Here’s what he had to say:
The flow-on effects would impact every Australian whether they live in their own home or rent.
The notion that negative gearing is some slick tax reduction strategy employed by the mega-wealthy is far from reality.
The latest available ATO stats (FY2013) show the largest group of people reporting a net rental income loss for the year were in the $100,000 to $150,000 taxable income bracket.
In many cases, negative gearing is the only way mum and dad investors can afford to invest in property beyond their own home.
The Australian Financial Review recently published a story stating around 1.2 million people had negatively geared investment properties and around 330,000 investors had used the 50% capital gains tax discount in the 2013 financial year.
That’s a lot of people relying on those two tax subsidies to help them build wealth for the future.
I think any changes that make it harder to invest in residential property are going to be a wealth killer for average Australians.
While Labor has already outlined its proposed changes, which include limiting negative gearing to new properties only and halving the capital gains tax discount from 50% to 25%; the Coalition is taking its time in firming up its policy and speculation on potential changes is rife.
This is very unsettling for people already relying or intending to rely on bricks and mortar for future financial security over the more volatile share market.
Right now, investors can negatively gear investment properties purchased with borrowed money.
Any net rental losses incurred can be deducted from their salary or wages income, thereby reducing their overall annual tax bill.
When selling, investors who have held their assets for more than a year are entitled to a 50% discount on their capital gain, which lowers their overall capital gains tax bill.
Both policies have been successful in encouraging Australians to invest.
The idea of tinkering with these laws is ludicrous because it will adversely impact every single Australian whether they own property or not!
• The 70%* of Australians who own their own home (usually their cornerstone asset) might see a decline in their home’s value. Any action that lessens the attractiveness of residential property will have this effect
• Investors will find it harder to afford their assets, particularly over the long term
• Renters will be forced to pay more in an already pressured rental market, as landlords would seek to recover lost tax savings through higher weekly rents
In my opinion, we should be aiding hardworking Australians who are trying to get ahead through property investment, not hindering them.
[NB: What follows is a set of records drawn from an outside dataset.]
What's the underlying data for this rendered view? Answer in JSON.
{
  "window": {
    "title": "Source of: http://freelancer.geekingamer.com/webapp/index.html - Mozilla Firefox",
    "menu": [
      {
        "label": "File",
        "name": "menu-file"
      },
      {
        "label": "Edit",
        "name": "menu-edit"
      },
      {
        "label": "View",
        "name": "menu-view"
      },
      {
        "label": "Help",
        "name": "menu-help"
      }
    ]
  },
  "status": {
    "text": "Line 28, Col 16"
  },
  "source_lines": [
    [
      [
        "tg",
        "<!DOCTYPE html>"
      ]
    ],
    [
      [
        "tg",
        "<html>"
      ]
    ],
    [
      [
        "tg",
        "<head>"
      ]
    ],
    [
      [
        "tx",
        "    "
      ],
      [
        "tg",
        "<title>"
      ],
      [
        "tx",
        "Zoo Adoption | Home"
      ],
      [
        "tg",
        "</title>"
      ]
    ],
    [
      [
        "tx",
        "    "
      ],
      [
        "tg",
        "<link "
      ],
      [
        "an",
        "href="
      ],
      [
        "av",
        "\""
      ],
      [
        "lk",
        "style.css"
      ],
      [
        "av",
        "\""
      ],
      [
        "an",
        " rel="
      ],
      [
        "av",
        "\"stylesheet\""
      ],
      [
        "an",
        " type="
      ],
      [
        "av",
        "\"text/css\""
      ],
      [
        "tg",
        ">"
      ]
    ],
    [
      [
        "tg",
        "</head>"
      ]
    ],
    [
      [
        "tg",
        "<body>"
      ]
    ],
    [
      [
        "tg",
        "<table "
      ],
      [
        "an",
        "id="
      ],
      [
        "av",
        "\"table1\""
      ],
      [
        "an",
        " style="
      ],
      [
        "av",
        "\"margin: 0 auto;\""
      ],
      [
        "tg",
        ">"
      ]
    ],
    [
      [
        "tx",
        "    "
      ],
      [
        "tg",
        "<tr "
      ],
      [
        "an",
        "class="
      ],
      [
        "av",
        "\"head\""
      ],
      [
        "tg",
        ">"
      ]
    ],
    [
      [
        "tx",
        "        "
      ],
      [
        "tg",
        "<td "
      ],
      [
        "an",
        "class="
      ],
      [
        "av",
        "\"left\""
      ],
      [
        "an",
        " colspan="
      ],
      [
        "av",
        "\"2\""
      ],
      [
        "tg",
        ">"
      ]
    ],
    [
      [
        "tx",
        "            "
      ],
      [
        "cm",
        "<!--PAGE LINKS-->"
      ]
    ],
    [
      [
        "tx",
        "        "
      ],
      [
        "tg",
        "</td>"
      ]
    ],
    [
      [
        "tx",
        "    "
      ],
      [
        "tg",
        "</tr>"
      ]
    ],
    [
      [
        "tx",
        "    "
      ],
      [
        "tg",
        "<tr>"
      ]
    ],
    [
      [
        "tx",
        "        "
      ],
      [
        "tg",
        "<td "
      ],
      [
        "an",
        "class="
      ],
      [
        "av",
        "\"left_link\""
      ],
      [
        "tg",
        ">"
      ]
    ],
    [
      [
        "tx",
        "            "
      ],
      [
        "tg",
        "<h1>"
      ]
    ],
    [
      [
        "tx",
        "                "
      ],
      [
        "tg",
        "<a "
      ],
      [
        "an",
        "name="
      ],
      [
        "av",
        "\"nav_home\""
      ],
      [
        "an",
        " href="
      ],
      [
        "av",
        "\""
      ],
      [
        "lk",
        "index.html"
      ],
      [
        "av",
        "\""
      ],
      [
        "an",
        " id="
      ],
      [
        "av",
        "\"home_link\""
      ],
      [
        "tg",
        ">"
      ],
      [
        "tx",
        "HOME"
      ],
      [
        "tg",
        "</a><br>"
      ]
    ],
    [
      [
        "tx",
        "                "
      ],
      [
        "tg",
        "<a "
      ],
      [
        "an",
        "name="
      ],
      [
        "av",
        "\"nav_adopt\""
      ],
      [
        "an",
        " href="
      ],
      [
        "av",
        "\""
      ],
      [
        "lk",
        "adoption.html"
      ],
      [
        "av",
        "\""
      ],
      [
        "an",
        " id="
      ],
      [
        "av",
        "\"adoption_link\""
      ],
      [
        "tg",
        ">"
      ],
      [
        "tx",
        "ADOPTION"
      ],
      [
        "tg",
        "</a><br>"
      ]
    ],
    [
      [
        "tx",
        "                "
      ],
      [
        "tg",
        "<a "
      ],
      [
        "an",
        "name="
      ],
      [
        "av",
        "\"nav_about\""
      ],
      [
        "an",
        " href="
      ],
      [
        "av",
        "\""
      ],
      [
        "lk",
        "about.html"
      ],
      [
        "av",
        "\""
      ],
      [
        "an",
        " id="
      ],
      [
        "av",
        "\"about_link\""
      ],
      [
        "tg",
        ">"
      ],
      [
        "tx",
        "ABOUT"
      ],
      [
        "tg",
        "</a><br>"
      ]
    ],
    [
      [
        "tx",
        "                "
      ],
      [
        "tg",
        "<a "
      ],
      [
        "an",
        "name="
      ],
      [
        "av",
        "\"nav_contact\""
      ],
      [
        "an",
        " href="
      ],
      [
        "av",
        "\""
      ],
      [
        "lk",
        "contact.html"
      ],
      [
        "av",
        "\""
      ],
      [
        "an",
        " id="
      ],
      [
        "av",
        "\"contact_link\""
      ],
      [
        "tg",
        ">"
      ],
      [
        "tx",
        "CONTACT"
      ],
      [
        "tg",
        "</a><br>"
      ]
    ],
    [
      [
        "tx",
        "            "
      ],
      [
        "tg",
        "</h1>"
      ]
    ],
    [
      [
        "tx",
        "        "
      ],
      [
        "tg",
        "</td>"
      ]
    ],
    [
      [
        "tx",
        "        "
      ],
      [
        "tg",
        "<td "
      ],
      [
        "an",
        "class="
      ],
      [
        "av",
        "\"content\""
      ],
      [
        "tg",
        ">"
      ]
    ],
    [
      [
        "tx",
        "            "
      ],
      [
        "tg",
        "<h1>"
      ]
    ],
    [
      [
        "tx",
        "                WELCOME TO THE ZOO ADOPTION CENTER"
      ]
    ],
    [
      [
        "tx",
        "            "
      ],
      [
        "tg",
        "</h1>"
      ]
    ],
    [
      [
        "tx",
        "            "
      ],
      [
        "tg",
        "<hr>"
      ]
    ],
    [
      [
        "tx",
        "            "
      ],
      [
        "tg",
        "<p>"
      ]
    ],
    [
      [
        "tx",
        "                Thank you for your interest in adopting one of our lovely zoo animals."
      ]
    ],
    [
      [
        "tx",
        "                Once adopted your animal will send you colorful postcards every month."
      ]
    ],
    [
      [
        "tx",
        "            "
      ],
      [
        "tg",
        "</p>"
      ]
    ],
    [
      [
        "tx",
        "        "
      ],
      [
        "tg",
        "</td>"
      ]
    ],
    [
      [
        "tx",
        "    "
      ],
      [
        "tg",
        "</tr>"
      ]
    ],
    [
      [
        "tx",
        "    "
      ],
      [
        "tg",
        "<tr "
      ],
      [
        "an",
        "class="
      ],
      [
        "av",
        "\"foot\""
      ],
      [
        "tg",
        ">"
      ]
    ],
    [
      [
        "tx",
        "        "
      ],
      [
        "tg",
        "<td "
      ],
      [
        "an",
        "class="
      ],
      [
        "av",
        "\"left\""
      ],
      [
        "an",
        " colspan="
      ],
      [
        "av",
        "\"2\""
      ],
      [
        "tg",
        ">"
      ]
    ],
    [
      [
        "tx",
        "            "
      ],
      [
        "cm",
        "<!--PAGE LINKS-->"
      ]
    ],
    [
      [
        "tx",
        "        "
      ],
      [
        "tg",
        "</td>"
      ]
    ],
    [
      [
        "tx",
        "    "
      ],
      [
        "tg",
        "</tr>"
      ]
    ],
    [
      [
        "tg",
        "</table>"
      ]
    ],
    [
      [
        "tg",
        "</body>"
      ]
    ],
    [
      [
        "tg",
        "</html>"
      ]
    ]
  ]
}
If we make it harder and less affordable for Australians to invest, we’re looking at serious consequences down the road with many more people reliant on an already stretched pension and welfare system.
These days, it’s generally accepted that in most cases a person’s superannuation would not be enough to fund their retirement, so they need to invest to create additional sources of income that will last beyond their final day at work.
And the investment asset class that Australians best understand and are most comfortable with is residential property.
It’s been the safest path to financial security for all Australians for more than 100 years.
Further, if these proposed changes were actually introduced, investors might opt out of property altogether which would then result in a significant decline in stamp duty revenues and vastly reduced rental accommodation, making it even more difficult to house our growing population in an already undersupplied market.
Why would any government want to do that?
One final point, which relates to overall economic ramifications.
New figures from the Australian Bureau of Statistics show real estate has overtaken mining as Australia’s most profitable industry; and thus it is more vital to the economy than ever before.
Changes to negative gearing and capital gains tax will weaken this sector at a time when governments are saying we need to help non-mining industries rise up and fill the void left by the end of the resources boom.
Construction is another related sector that would be severely impacted, leading to job losses and fewer new homes to meet the demands of our growing population.
The most obvious reason (which is not a valid one!) why it’s currently being targeted is because these subsidies cost a lot – but I contend there is value for money when such subsidies are helping a huge percentage of people proactively build wealth for their futures.
Don’t we want to encourage that?
Australia is a big economy and we spend a lot of taxpayer dollars in many different ways.
There are plenty of other areas where we can cut spending while also minimising the number of Australians adversely affected.
Our politicians need to think twice.